All Magento Models interacting with database are inherited from Mage_Core_Model_Abstract class, which is further inherited from Varien_Object.

Difference between two Models is,

Simple Model is inherited from Mage_Core_Model_Resource_Db_Abstract class.
while EAV is inherited from Mage_Eav_Model_Entity_Abstract.

Mage::getModel(‘module/model’)->load(1);

Where 1 is the primary key id for some Regular/Simple table, while in EAV so many tables are joined to fetch just single row of data.

 

What is EAV in Magento?

EAV stands for Entity Attribute Value.

It is a technique which allows you to add unlimited columns to your table virtually. Means, the fields which is represented in “column” way in a regular table, is represented in a “row” (records) way in EAV.

In EAV, you have one table which holds all the “attribute” (table field names) data, and other tables which hold the “entity” (id or primary id) and value (value for that id) against each attribute.

In Magento, there is one table to hold attribute values called eav_attribute and 5-6 tables which holds entity and data in fully normalized form,

eav_entity, eav_entity_int (for holding Integer values),
– eav_entity_varchar (for holding Varchar values),
– eav_entity_datetime (for holding Datetime values),
– eav_entity_decimal (for holding Decimal/float values),
– eav_entity_text (for holding text (mysql Text type) values).

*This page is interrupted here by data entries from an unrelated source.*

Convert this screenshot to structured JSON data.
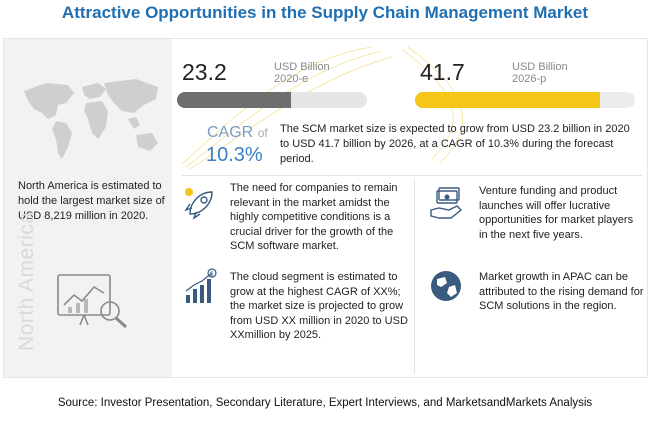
{
  "title": "Attractive Opportunities in the Supply Chain Management Market",
  "left": {
    "region_text": "North America is estimated to hold the largest market size of USD 8,219 million in 2020.",
    "region_label": "North America",
    "icons": [
      "world-map",
      "analytics-chart"
    ]
  },
  "market": {
    "value_2020": "23.2",
    "unit_2020": "USD Billion",
    "year_2020": "2020-e",
    "value_2026": "41.7",
    "unit_2026": "USD Billion",
    "year_2026": "2026-p",
    "bar_2020_fill_fraction": 0.6,
    "bar_2026_fill_fraction": 0.84,
    "colors": {
      "bar_2020": "#6e6e6e",
      "bar_2026": "#f5c518",
      "accent": "#3b7fc4"
    }
  },
  "cagr": {
    "label": "CAGR",
    "of": "of",
    "value": "10.3%",
    "description": "The SCM market size is expected to grow from USD 23.2 billion in 2020 to USD 41.7 billion by 2026, at a CAGR of 10.3% during the forecast period."
  },
  "insights": [
    {
      "icon": "rocket-icon",
      "text": "The need for companies to remain relevant in the market amidst the highly competitive conditions is a crucial driver for the growth of the SCM software market."
    },
    {
      "icon": "cloud-growth-icon",
      "text": "The cloud segment is estimated to grow at the highest CAGR of XX%; the market size is projected to grow from USD XX million in 2020 to USD XXmillion by 2025."
    },
    {
      "icon": "funding-icon",
      "text": "Venture funding and product launches will offer lucrative opportunities for market players in the next five years."
    },
    {
      "icon": "globe-icon",
      "text": "Market growth in APAC can be attributed to the rising demand for SCM solutions in the region."
    }
  ],
  "source": "Source: Investor Presentation, Secondary Literature, Expert Interviews, and MarketsandMarkets Analysis"
}
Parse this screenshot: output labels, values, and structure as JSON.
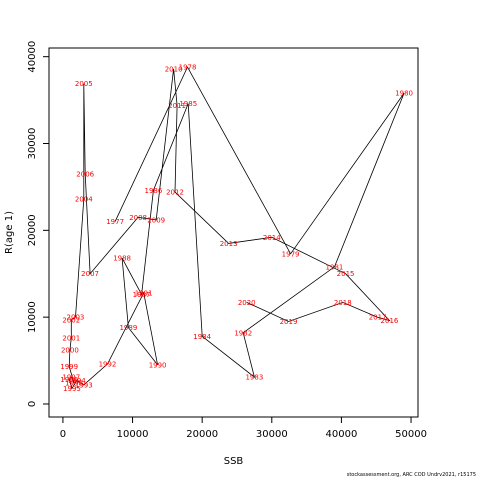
{
  "chart_data": {
    "type": "line",
    "xlabel": "SSB",
    "ylabel": "R(age 1)",
    "xlim": [
      -2000,
      51000
    ],
    "ylim": [
      -1500,
      41000
    ],
    "x_ticks": [
      0,
      10000,
      20000,
      30000,
      40000,
      50000
    ],
    "y_ticks": [
      0,
      10000,
      20000,
      30000,
      40000
    ],
    "line_color": "#000000",
    "label_color": "#ff0000",
    "points": [
      {
        "year": "1977",
        "x": 7500,
        "y": 21000
      },
      {
        "year": "1978",
        "x": 17900,
        "y": 38800
      },
      {
        "year": "1979",
        "x": 32700,
        "y": 17300
      },
      {
        "year": "1980",
        "x": 49000,
        "y": 35800
      },
      {
        "year": "1981",
        "x": 39000,
        "y": 15800
      },
      {
        "year": "1982",
        "x": 25900,
        "y": 8200
      },
      {
        "year": "1983",
        "x": 27500,
        "y": 3100
      },
      {
        "year": "1984",
        "x": 20000,
        "y": 7800
      },
      {
        "year": "1985",
        "x": 18000,
        "y": 34600
      },
      {
        "year": "1986",
        "x": 13000,
        "y": 24600
      },
      {
        "year": "1987",
        "x": 11300,
        "y": 12600
      },
      {
        "year": "1988",
        "x": 8500,
        "y": 16800
      },
      {
        "year": "1989",
        "x": 9400,
        "y": 8800
      },
      {
        "year": "1990",
        "x": 13600,
        "y": 4500
      },
      {
        "year": "1991",
        "x": 11600,
        "y": 12800
      },
      {
        "year": "1992",
        "x": 6400,
        "y": 4600
      },
      {
        "year": "1993",
        "x": 3000,
        "y": 2200
      },
      {
        "year": "1994",
        "x": 2000,
        "y": 2700
      },
      {
        "year": "1995",
        "x": 1300,
        "y": 1800
      },
      {
        "year": "1996",
        "x": 900,
        "y": 2800
      },
      {
        "year": "1997",
        "x": 1200,
        "y": 3100
      },
      {
        "year": "1998",
        "x": 1600,
        "y": 2400
      },
      {
        "year": "1999",
        "x": 900,
        "y": 4300
      },
      {
        "year": "2000",
        "x": 1000,
        "y": 6200
      },
      {
        "year": "2001",
        "x": 1200,
        "y": 7600
      },
      {
        "year": "2002",
        "x": 1200,
        "y": 9700
      },
      {
        "year": "2003",
        "x": 1800,
        "y": 10000
      },
      {
        "year": "2004",
        "x": 3000,
        "y": 23600
      },
      {
        "year": "2005",
        "x": 3000,
        "y": 36900
      },
      {
        "year": "2006",
        "x": 3200,
        "y": 26500
      },
      {
        "year": "2007",
        "x": 3900,
        "y": 15000
      },
      {
        "year": "2008",
        "x": 10800,
        "y": 21500
      },
      {
        "year": "2009",
        "x": 13400,
        "y": 21200
      },
      {
        "year": "2010",
        "x": 15900,
        "y": 38600
      },
      {
        "year": "2011",
        "x": 16400,
        "y": 34400
      },
      {
        "year": "2012",
        "x": 16100,
        "y": 24400
      },
      {
        "year": "2013",
        "x": 23800,
        "y": 18500
      },
      {
        "year": "2014",
        "x": 30000,
        "y": 19200
      },
      {
        "year": "2015",
        "x": 40600,
        "y": 15000
      },
      {
        "year": "2016",
        "x": 46900,
        "y": 9600
      },
      {
        "year": "2017",
        "x": 45200,
        "y": 10000
      },
      {
        "year": "2018",
        "x": 40200,
        "y": 11700
      },
      {
        "year": "2019",
        "x": 32400,
        "y": 9500
      },
      {
        "year": "2020",
        "x": 26400,
        "y": 11700
      }
    ]
  },
  "footer_note": "stockassessment.org, ARC COD Undrv2021, r15175"
}
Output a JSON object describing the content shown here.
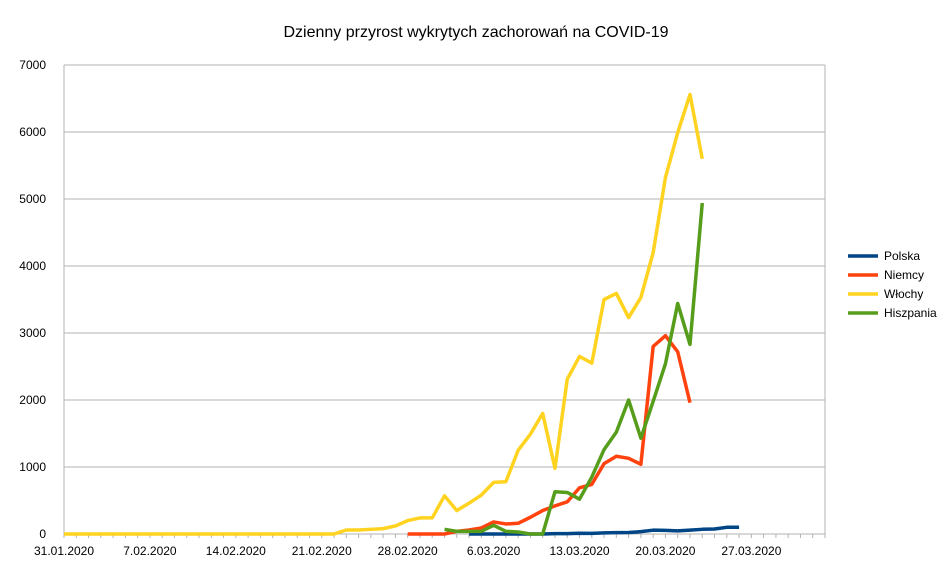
{
  "chart_data": {
    "type": "line",
    "title": "Dzienny przyrost wykrytych zachorowań na COVID-19",
    "xlabel": "",
    "ylabel": "",
    "ylim": [
      0,
      7000
    ],
    "yticks": [
      0,
      1000,
      2000,
      3000,
      4000,
      5000,
      6000,
      7000
    ],
    "xlim": [
      "2020-01-31",
      "2020-04-02"
    ],
    "xticks": [
      "31.01.2020",
      "7.02.2020",
      "14.02.2020",
      "21.02.2020",
      "28.02.2020",
      "6.03.2020",
      "13.03.2020",
      "20.03.2020",
      "27.03.2020"
    ],
    "grid": true,
    "legend": "right",
    "series": [
      {
        "name": "Polska",
        "color": "#004586",
        "start": "2020-03-04",
        "values": [
          0,
          0,
          0,
          0,
          0,
          0,
          0,
          5,
          6,
          11,
          10,
          17,
          21,
          22,
          35,
          57,
          54,
          46,
          57,
          70,
          74,
          100,
          100
        ]
      },
      {
        "name": "Niemcy",
        "color": "#ff420e",
        "start": "2020-02-28",
        "values": [
          0,
          0,
          0,
          0,
          40,
          60,
          90,
          180,
          150,
          160,
          250,
          350,
          420,
          480,
          690,
          740,
          1050,
          1160,
          1130,
          1040,
          2800,
          2960,
          2720,
          1960
        ]
      },
      {
        "name": "Włochy",
        "color": "#ffd320",
        "start": "2020-01-31",
        "values": [
          0,
          0,
          0,
          0,
          0,
          0,
          0,
          0,
          0,
          0,
          0,
          0,
          0,
          0,
          0,
          0,
          0,
          0,
          0,
          0,
          0,
          0,
          0,
          60,
          60,
          70,
          80,
          120,
          200,
          240,
          240,
          570,
          350,
          460,
          580,
          770,
          780,
          1250,
          1490,
          1800,
          980,
          2310,
          2650,
          2550,
          3500,
          3590,
          3230,
          3530,
          4200,
          5320,
          5990,
          6560,
          5600
        ]
      },
      {
        "name": "Hiszpania",
        "color": "#579d1c",
        "start": "2020-03-02",
        "values": [
          70,
          40,
          40,
          40,
          130,
          40,
          30,
          0,
          0,
          630,
          620,
          520,
          850,
          1260,
          1520,
          2000,
          1430,
          1980,
          2540,
          3440,
          2830,
          4940
        ]
      }
    ]
  }
}
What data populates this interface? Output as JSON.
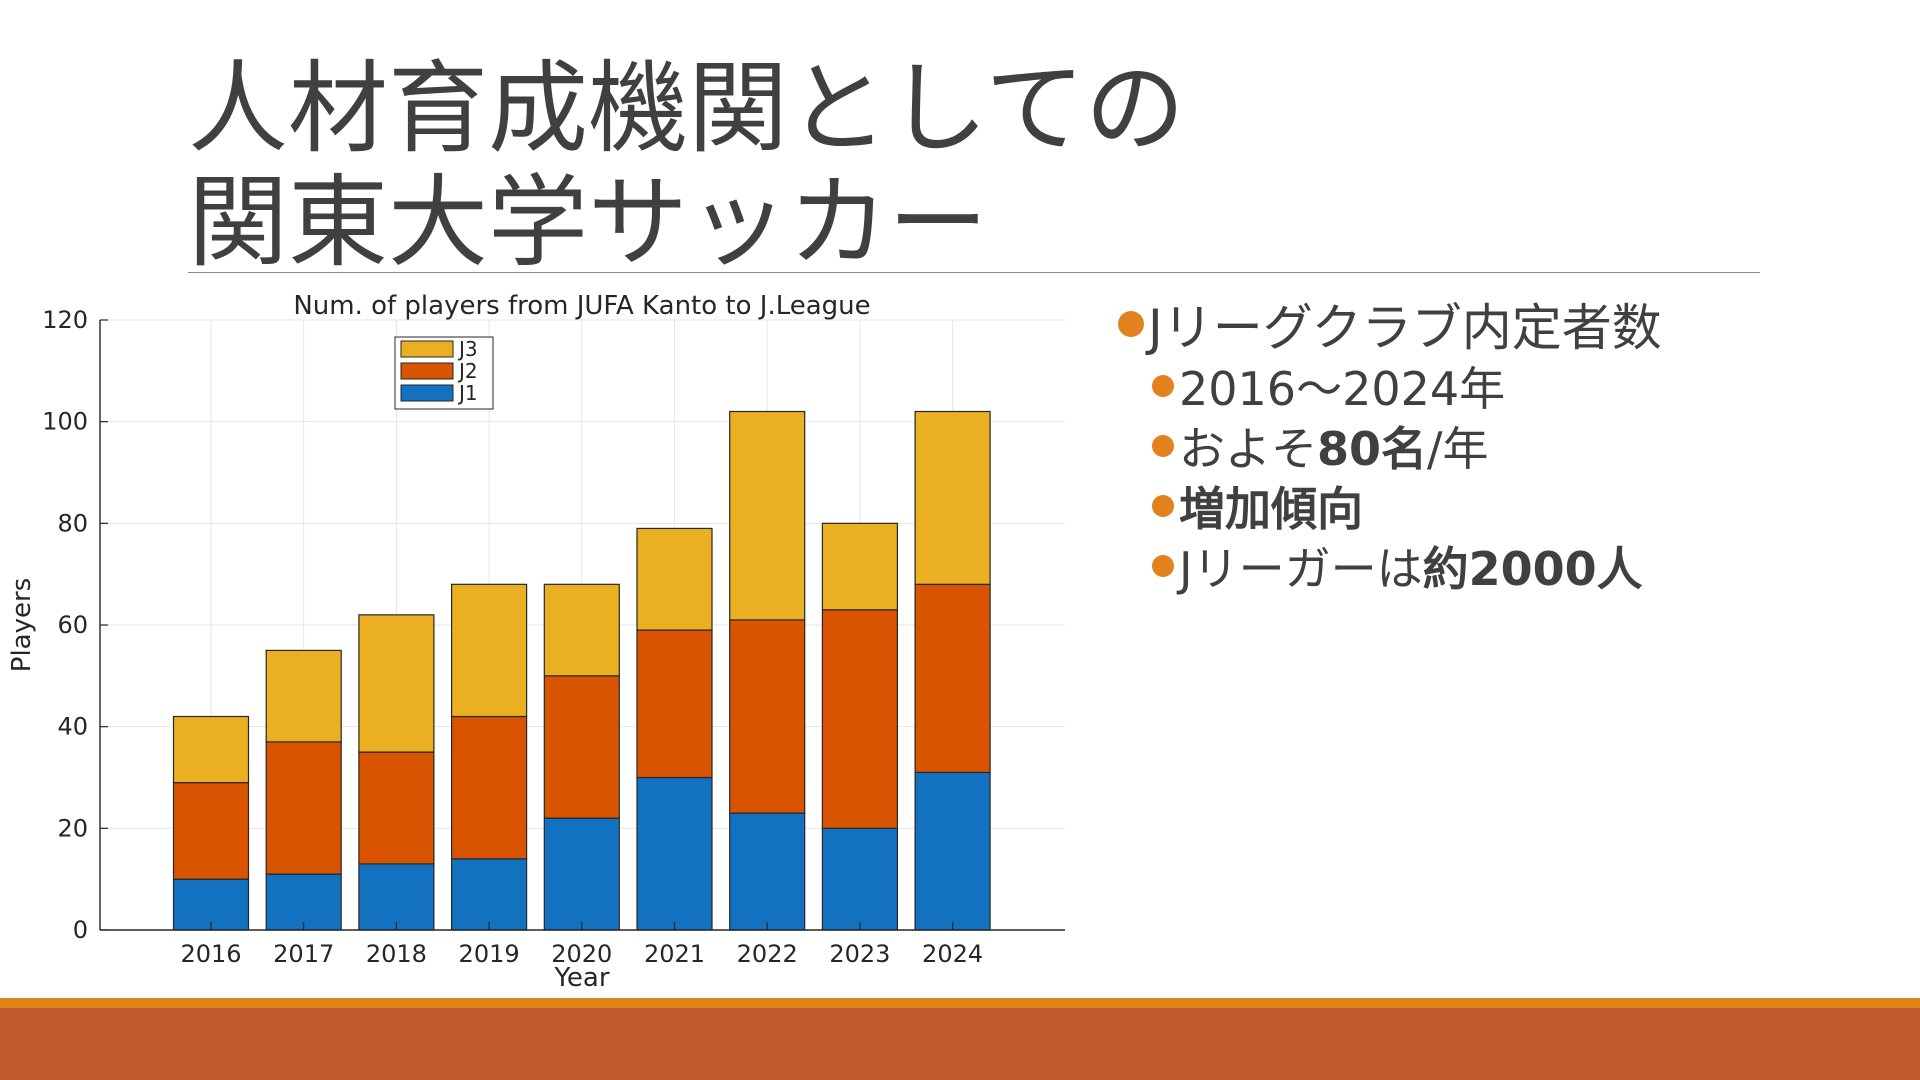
{
  "slide": {
    "title_line1": "人材育成機関としての",
    "title_line2": "関東大学サッカー"
  },
  "bullets": {
    "main": "Jリーグクラブ内定者数",
    "sub1": "2016～2024年",
    "sub2_prefix": "およそ",
    "sub2_bold": "80名",
    "sub2_suffix": "/年",
    "sub3": "増加傾向",
    "sub4_prefix": "Jリーガーは",
    "sub4_bold": "約2000人"
  },
  "colors": {
    "accent": "#e2811d",
    "footer": "#be5a2b",
    "footer_stripe": "#de841a",
    "J1": "#1372c0",
    "J2": "#d95400",
    "J3": "#ebb022"
  },
  "chart_data": {
    "type": "bar",
    "stacked": true,
    "title": "Num. of players from JUFA Kanto to J.League",
    "xlabel": "Year",
    "ylabel": "Players",
    "ylim": [
      0,
      120
    ],
    "yticks": [
      0,
      20,
      40,
      60,
      80,
      100,
      120
    ],
    "grid": true,
    "legend_position": "top-center",
    "categories": [
      "2016",
      "2017",
      "2018",
      "2019",
      "2020",
      "2021",
      "2022",
      "2023",
      "2024"
    ],
    "series": [
      {
        "name": "J1",
        "color": "#1372c0",
        "values": [
          10,
          11,
          13,
          14,
          22,
          30,
          23,
          20,
          31
        ]
      },
      {
        "name": "J2",
        "color": "#d95400",
        "values": [
          19,
          26,
          22,
          28,
          28,
          29,
          38,
          43,
          37
        ]
      },
      {
        "name": "J3",
        "color": "#ebb022",
        "values": [
          13,
          18,
          27,
          26,
          18,
          20,
          41,
          17,
          34
        ]
      }
    ],
    "legend_order": [
      "J3",
      "J2",
      "J1"
    ]
  }
}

EAV is expensive and should only be used when you are not sure about number of fields in a table which can vary in future. To just get one single record, Magento joins 4-5 tables to get data in EAV. But this doesn’t mean that EAV only has drawbacks.

The main advantage of EAV is when you may want to add table field in future, when there are thousands or millions of records already present in your table. In regular table, if you add table field with these amount of data, it will screw up your table, as for each empty row also some bytes will be allocated as per data type you select. While in EAV, adding the table column will not affect the previously saved records (also the extra space will not get allocated!) and all the new records will seamlessly have data in these columns without any problem.

 

Difference between Mage::getSingleton() and Mage::getModel()

The difference between Mage:getSingleton() and Mage::getModel() is that

Mage:getSingleton() does not create an object if the object for same class is already created, While Mage::getModel() creates new objects every time for the class when it’s called.

Mage::getSingleton() uses the “singleton design pattern” of PHP. If the object is not created, it will create it.

Mage::getSingleton() is mostly used when you want to create an object once, modify it and later fetch from it.

Popular example is session, you first create a session object, and then add/remove values from session across different pages, so that it retains your values (e.g. cart values, logged in customer details, etc.) and doesn’t create new session object losing your last changes.

Mage::getModel() is used when you want to have the fresh data from the database. Example is when you want to show records from database.